Quando a guarda baixa, a ‘presa’ cai a seus pés

Relacionamento tóxico tem, segundo a psicologia, três fases; no início, a pessoa é colocada num pedestal; depois, começa o sofrimento

Dom, 26/11/17 - 02h00
Superação. A jornalista Isabele Leone, 29, viveu abusos psicológicos e emocionais por dois anos. Hoje, afirma ter se recuperado | Foto: Arquivo pessoal

Idealização, desvalorização e descarte: essas são as três fases envolvidas no ciclo de uma relação doentia. A psicóloga Lucimara Rocha chama a idealização de “fase do pedestal”. “É quando a pessoa é colocada em uma posição acima. O abusador parece demonstrar sinceridade e faz com que a outra parte se sinta tão bem e produza tantas daquelas endorfinas da paixão, que logo se torna uma dependente. Uma vez que a guarda baixa, começa a trazer sua “presa” para suas mãos. É quando começa o verdadeiro pesadelo’, alerta a especialista

Lucimara explica que a fase seguinte é conhecida como “desvalorização”. “Há dois métodos para colocar o outro para baixo: o abusador pode destruir de forma rápida e brusca o pedestal sob os pés do outro, desaparecendo no nada, como se ele nunca tivesse existido, ou fazer isso de forma lenta, insidiosa e cruel. Na segunda técnica de desvalorização, ele mina a autoestima, corrói a identidade, desdenha os sonhos e conquistas, aponta de forma cruel os defeitos da pessoa, isolando do mundo e colocando todos contra ela”, diz.

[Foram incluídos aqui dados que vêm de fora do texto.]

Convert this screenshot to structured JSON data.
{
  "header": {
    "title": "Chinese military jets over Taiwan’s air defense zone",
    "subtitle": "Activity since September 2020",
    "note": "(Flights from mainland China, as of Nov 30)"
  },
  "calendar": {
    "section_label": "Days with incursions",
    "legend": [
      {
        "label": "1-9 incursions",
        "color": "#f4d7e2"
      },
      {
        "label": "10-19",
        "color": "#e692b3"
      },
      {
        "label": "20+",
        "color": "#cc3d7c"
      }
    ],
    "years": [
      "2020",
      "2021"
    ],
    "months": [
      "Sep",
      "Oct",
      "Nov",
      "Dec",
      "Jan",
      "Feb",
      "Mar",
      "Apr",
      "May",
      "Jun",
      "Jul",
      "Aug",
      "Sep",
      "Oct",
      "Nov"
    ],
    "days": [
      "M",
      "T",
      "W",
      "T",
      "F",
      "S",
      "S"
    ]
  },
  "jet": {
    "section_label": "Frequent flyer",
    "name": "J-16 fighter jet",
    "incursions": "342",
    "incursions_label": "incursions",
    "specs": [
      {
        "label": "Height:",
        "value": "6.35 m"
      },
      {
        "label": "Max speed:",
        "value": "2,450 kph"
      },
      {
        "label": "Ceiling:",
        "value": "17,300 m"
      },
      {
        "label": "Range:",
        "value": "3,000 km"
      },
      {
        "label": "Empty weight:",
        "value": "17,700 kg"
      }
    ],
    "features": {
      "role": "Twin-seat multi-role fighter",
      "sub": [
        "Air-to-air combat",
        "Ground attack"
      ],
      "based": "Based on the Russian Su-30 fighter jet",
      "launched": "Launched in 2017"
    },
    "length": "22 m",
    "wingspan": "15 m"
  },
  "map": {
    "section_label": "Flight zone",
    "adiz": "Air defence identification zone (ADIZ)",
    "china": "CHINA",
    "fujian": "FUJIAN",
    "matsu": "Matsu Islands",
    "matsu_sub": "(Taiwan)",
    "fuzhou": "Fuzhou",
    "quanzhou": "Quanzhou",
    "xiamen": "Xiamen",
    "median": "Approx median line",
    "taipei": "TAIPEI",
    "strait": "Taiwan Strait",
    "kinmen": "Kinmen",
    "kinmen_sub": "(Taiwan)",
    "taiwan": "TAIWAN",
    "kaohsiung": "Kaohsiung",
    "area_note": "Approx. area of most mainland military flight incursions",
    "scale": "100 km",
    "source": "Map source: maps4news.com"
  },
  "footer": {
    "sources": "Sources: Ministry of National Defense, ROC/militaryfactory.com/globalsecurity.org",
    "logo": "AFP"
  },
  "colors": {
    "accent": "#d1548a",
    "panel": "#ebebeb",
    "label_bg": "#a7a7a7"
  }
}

A psicóloga afirma que o abusador, aos poucos, separa-se emocionalmente da parceira ou parceiro. Isso faz com a vítima se questione sobre o que supostamente fez de errado e inicie uma maratona para “compensá-lo”, trazendo a relação para a primeira fase.

Por último, vem a terceira fase, nomeada de “descarte”. “Nela, o abusador pode ser visto completamente sem máscara, numa versão diferente da que sempre apresentou. Assim que ele tiver sugado por completo energia vital, autoestima, amor-próprio, autorrespeito e dignidade, então ele estará pronto para descartar”, ensina Lucimara.

Entretanto, ela garante que o pesadelo não acaba logo. “Ele costuma voltar essencialmente para ter certeza de que ainda tem controle sobre suas vítimas. Vai prometer amor eterno, dizendo tudo aquilo que sabe que a vítima deseja ouvir. E, assim, o ciclo infernal retoma o seu lugar”, informa.

Para a especialista, a única saída possível diante desse cenário cabe à própria vítima. “Isso só não acontecerá se a parceira ou parceiro conseguir colocar um ponto final”, alerta.

 

Novela exibe relação violenta

No ar, a novela das nove da Globo “O Outro Lado do Paraíso”, chocou os telespectadores já no primeiro capítulo, quando mostrou a cena de um estupro praticado pelo protagonista Gael, interpretado pelo ator Sérgio Guizé. E a violência continuou acontecendo. Na trama, a personagem Clara, vivida pela atriz Bianca Bin, é esposa de Gael e subjugada pelo comportamento do marido. Mesmo sofrendo, a jovem é influenciada pela sogra, Sophia – interpretada por Marieta Severo –, a sempre perdoá-lo e a ser compreensiva. A psicóloga da Fiocruz Raquel Barretto, mestre na área de violência e saúde pela mesma instituição, explica que há uma cultura machista por trás disso. “Vemos o machismo nas ideias propagadas: mulher deve ser submissa; o homem é quem manda na relação”, expõe.

E prossegue. “Na televisão ou na vida real, a gente mantém uma naturalização de questões que envolvem a violência contra a outra parte. Infelizmente, essa é uma realidade que envolve todos os gêneros”, finaliza.